Wednesday, December 25, 2019

HIV affects young brains even after early treatment

A new study has given a clear understanding about how even with early treatment, HIV still manages to attack young brains.

Across sub-Saharan Africa today, a vast majority of children suffer from HIV. While early antiretroviral treatment, or ART, ensured that children with and exposed to HIV have less deadly results, studies have shown that the virus can still affect the brain.


HIV may disrupt neuro-development, affecting how children learn, reason and function.


This is why, researcher gave a two-year longitudinal study to obtain a clear picture of how HIV influences children's neuro-psychological growth.


The neuro-psychological performance in 3 groups of children 5-11 years old has been examined by the researchers- individuals who acquire HIV perinatally and were treated with ART, those exposed but HIV-negative, and those who were never exposed.


The study was carried out at 6 testing sites in 3 Sub-Saharan African countries to look robustly at how HIV affects children in this field.


To date, it's the 1st well-validated, multi-site neuro-psychological evaluation of African school-aged children affected by HIV.


The researchers found that there are still major neuro-psychological challenges for children living with HIV even in the face of early treatment and good clinical care.


One of the researchers said- these children came into the study with a deficit compared to their counterparts. It stayed about the same throughout the 2 years, except in one important area- reasoning and planning. On that specific test domain, the children living with HIV failed to progress over time.
In other words, in the field of planning and thinking over the course of the study, the difference between infected and HIV-negative children increased.


Such skills typically develop in healthy children in the school years.


This is the most important cognitive function for the future of children living with HIV in terms of their likelihood of taking their medications, making good decision, abstaining from risky behaviours like early sexual activity, psycho-social issues and school-related achievement, he said.

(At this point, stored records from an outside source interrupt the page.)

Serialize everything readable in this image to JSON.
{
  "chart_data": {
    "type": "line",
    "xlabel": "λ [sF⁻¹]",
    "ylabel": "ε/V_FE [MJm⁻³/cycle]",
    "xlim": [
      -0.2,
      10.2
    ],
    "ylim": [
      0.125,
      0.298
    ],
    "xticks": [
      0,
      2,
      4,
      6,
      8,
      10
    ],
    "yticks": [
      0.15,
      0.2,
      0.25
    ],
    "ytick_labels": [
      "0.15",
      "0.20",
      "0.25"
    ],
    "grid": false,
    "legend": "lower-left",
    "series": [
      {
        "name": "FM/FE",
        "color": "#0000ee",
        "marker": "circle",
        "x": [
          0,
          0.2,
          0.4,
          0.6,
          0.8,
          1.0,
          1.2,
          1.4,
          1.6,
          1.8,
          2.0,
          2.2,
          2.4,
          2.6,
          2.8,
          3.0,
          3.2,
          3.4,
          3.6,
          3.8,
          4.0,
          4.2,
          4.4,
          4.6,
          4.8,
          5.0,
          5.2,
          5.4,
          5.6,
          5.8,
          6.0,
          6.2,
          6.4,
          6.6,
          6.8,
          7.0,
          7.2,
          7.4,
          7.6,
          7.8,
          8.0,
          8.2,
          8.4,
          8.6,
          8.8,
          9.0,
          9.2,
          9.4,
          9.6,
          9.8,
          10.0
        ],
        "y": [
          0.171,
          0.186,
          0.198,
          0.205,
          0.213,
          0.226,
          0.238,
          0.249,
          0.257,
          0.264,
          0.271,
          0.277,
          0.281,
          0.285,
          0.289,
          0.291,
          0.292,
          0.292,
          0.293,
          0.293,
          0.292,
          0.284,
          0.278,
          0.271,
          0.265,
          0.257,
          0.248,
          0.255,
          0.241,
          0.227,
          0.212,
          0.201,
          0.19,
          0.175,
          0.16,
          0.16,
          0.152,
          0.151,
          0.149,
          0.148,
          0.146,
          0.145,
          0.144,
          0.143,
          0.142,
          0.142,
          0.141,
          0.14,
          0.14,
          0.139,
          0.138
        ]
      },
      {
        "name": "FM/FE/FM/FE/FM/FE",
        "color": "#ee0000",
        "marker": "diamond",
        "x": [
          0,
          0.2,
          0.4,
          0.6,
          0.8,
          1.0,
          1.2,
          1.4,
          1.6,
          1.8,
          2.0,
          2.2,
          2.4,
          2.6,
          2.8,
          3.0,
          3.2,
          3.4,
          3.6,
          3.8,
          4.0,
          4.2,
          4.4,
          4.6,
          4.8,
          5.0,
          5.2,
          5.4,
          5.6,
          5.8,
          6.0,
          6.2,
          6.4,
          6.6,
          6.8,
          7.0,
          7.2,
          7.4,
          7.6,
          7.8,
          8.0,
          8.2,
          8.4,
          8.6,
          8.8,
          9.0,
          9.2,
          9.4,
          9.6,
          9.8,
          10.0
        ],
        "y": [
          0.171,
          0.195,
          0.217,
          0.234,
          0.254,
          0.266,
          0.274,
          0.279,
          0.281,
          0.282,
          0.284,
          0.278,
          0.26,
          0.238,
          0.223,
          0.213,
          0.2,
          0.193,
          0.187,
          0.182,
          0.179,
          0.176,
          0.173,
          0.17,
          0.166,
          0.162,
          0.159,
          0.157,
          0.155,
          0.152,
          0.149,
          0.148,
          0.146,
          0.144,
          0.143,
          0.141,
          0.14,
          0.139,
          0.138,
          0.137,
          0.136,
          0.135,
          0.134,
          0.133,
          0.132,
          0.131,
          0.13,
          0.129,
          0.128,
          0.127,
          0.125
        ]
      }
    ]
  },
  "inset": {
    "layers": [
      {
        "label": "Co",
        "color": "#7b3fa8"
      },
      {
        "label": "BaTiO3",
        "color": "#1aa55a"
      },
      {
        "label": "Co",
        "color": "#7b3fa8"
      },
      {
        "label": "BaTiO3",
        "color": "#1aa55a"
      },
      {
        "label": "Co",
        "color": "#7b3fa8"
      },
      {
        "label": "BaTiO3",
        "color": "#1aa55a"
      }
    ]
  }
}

However, early medical treatment started as early as 6 months of age, is probably not enough to address the neurocognitive deficits associated with HIV, even though it helps keep children alive and healthier than they would be without treatment.


In these children, treatment should be started even earlier to improve long-term neurocognitive outcomes.


Researchers are already working on long-term care and support. Earlier this year, the head researcher received a 50year, 3.2 million $ NIH grant to continue his work with children affected by HIV un Uganda and Malawi.


Through this grant, researchers will investigate how MSU-developed computer cognitive games can serve as tools for neurocognitive evaluation, enrichment and potentially rehabilitation.


He hopes that the findings of the 2 experiments will contribute to making this neuro-psychological evaluation paradigm part of the cost-benefit of caring for HIV-affected children.


Often it's overlooked or seen as an afterthought, but unlike other areas of medical follow-up neuro-psychological evaluation really gets at how well the kids are going to adapt and function in school, at home, in the community and in society in general, he said. It's really what links us most directly to the human burden of disease.